The Magic of Paying It Forward
Can you remember that relative that paid for you to go on the school trip that you couldn’t afford? Can you remember that family friend who got you a holiday job so you could get some work experience? Can you remember that random stranger you met on a layover in Saudi Arabia who invited you to stay with his family if you visited Italy and welcomed you with open arms when you took him up on the offer?
Giving is the currency of community and I think it would maybe be impossible for society to function without it. For all the people who have helped me there are many more that I can’t even recall and there is probably no way that I can repay them all as some of them are dead, some of them might not need my help, and some now live in distant countries and I might never see them again. So instead of paying it back, I think the next best thing we can do is pay it forward…
What is paying it forward?
Paying it forward is when instead of trying to pay back a person who helped you, you go and find someone else who you can pay it forward to and help with the resources available to you.
It’s magical what starts to happen when people do this and here’s an example that I witnessed the other day in my hometown, Mutare.
A pay it forward story in Mutare
Zimbowties has been working with Amatelaz Homework Centre in Sakubva, a high-density suburb of Mutare, to identify talented children who we can award our Bow Ties 4 School Ties scholarships to.
The Homework Centre was started over 10 years ago by Nev Borradaile who wanted to give orphans and vulnerable children a study environment with the support and encouragement their families or guardians might not be able to give them at home.
By paying it forward and helping out kids in our community Nev and now Operation Orphan, who have taken over running the project, have provided opportunities for these kids that they might never have had the luck to receive otherwise. One of these children, who is now an adult, is called Sinior and he joined the homework centre when he was 10 years old.
While Sinior was at the Centre Nev decided to teach the kids some useful, practical skills so that they could use to one day find jobs. One of the skills they taught them was how to sew. It turned out that Sinior was a natural and at some point, Nev decided to buy him his first sewing machines so he could set himself up to make clothes and employ himself as a tailor.
We, of course, had no idea of this story behind Sinior’s life when we first met him.
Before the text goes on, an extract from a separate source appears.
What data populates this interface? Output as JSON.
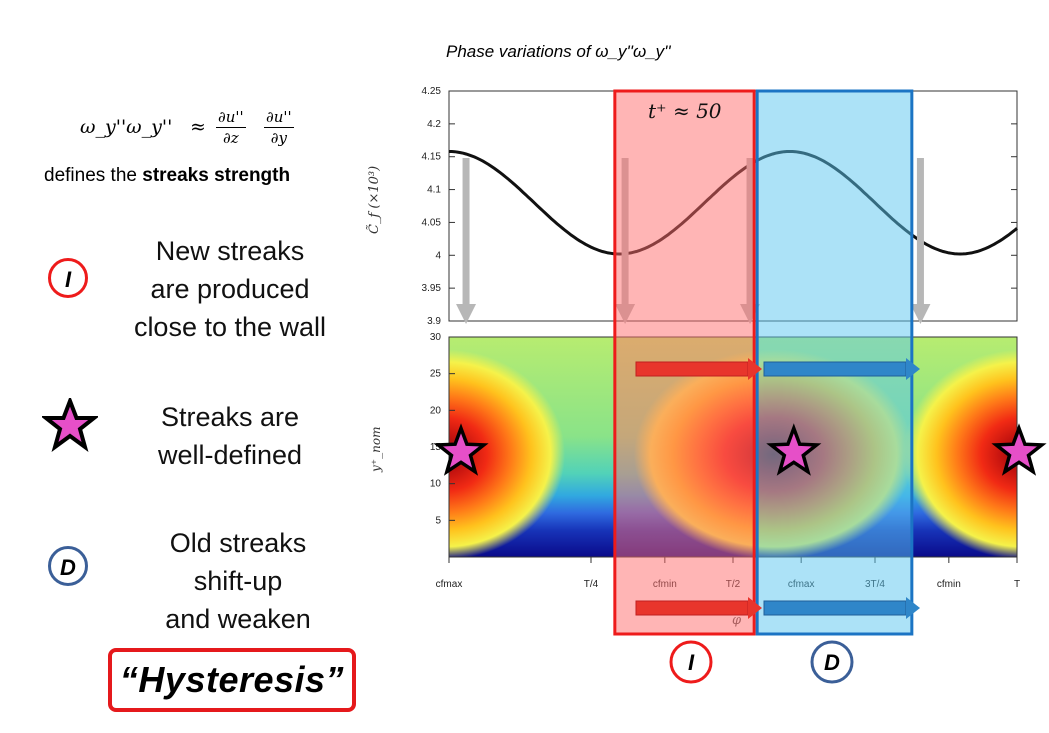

We were just looking for an additional tailor to help us make our upcycled bow ties and it turned out that Sinior was fantastic.
It was only two weeks ago when we were showing him pictures of the kids that we had just awarded scholarships to at the Homework Centre that it randomly came up that he had attended it too!
“Yes,” he told us. “Nev Borradaile was like a mother to me.”
Nev’s paid it forward to help Sinior and now, through his work with us at Zimbowties, he’s helping to pay it forward to kids at the very same Centre where he was helped to get his start!
I wonder how our scholarship winners might pay it forward one-day too?!
An interesting side-story, that probably comes from living in a small town, is that two years ago I met Nev in Scotland (she now lives in the UK) at a mutual friend’s 90th birthday party. We were just starting up Zimbowties at the time and I think I might have told her about what we hoped to do with our business idea, having no idea how interlinked her work and mine would become. I will have to make sure she hears about this story!